Директорский дом был старенький, деревянный, с крытым крылечком, сенями и, конечно, мезонином. Внизу было восемь комнат, из них поменьше — три наши, плюс большой игральный и гимнастический зал в мезонине; большая столовая внизу была просторная, длинная - на Пасху или под Новый Год там помещалось более шестидесяти приглашенных. Но самой приятной комнатой был кабинет отца; там, на большом письменном столе, стоял телефон, на полу лежали две медвежьи шкуры, на которых иногда разрешалось играть, что было превесело и создавало совсем особое настроение, -но, главное, там был чудный громадный камин. Он часто горел по вечерам, и когда у нас, бывало, гостил мой дядюшка, Николай Николаевич Малама, мамин брат (артиллерийский офицер, его часть одно время стояла в Нижнем Новгороде), то он привозил из города каштаны, и их калили на огне в камине и тут же ели горячими, доставая их из огня особыми щипцами. Это тоже было очень интересно, а заодно можно было послушать "взрослые разговоры".

Наша мадмуазель Эмма привезла с собой удивительную клетку с колесом, в которой жила ее любимая белка Бэлла-Белла; клетка стояла в нашей детской столовой, и я помню, как я любовалась бегающей в колесе белочкой — мне казалось, что в этом было что-то сверхъестественное, что это особая белка, а другие не умели бы так шибко бежать в круглом проволочном барабане. Вскоре и у нас появились свои зверьки (кроме всегда жившего у нас пуделя Боя, который был умница, добряк и был старше моей сестры на год). Сперва канарейки, купленные на ярмарке в Нижнем; кенар чудно пел свои трели, и они вили в белых шторах нашей спальни гнезда. Дальше появились попугайчики из породы "неразлучных", а потом и морские свинки, жившие в клетке в саду. Все эти друзья носили, конечно, только французские имена.

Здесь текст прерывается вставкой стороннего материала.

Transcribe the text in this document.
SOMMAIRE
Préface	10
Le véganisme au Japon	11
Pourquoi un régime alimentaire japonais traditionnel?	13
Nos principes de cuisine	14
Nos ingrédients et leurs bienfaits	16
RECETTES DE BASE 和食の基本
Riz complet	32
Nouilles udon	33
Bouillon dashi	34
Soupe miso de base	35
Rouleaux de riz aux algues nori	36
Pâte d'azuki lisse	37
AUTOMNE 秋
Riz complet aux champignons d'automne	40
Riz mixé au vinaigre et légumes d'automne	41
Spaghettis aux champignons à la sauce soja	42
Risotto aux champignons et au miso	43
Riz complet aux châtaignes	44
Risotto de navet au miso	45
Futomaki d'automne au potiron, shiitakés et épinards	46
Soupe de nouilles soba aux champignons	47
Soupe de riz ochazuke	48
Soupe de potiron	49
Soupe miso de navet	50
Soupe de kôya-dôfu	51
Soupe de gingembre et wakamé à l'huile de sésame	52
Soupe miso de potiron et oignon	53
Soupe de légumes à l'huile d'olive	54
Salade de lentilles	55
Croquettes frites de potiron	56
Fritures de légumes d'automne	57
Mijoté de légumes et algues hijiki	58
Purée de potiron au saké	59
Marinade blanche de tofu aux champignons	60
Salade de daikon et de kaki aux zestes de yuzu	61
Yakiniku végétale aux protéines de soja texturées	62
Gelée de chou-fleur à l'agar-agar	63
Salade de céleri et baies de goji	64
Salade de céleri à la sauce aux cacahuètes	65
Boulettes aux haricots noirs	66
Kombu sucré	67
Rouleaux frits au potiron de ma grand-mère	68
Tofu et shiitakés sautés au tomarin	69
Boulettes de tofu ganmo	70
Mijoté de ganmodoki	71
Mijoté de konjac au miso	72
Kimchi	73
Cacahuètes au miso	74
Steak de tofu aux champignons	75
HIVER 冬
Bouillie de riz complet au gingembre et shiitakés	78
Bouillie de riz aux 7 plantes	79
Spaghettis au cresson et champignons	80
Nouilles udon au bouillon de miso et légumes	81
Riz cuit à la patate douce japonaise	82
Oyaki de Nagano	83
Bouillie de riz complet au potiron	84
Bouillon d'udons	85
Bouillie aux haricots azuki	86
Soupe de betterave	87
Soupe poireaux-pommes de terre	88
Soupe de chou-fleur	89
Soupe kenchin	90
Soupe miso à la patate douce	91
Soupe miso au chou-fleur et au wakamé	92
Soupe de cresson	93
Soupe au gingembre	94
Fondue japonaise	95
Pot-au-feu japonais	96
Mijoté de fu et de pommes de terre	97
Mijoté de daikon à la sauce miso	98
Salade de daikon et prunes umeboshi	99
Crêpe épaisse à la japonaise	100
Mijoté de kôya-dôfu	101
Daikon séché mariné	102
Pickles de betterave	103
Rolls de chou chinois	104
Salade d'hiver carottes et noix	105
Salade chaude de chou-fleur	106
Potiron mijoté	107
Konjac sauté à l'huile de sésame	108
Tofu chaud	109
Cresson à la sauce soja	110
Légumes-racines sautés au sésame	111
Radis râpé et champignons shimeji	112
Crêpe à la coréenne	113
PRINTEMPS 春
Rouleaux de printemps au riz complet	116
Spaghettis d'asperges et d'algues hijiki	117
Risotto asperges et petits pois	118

Мы с сестрой много проводили времени в саду, который был не так уж велик, но и далеко не мал. Там была большая оранжерея, где выращивались артишоки, ранние овощи, а также цветы и зеленые

 

- 41 -

растения; с весны в саду появлялось несколько грядок, где тоже былы цветы и, конечно, огурцы и помидоры. Был и наш уголок, где нам отвели две грядки; мы с сестрой всегда сажали редис, но он, по-моему, ни разу не взошел.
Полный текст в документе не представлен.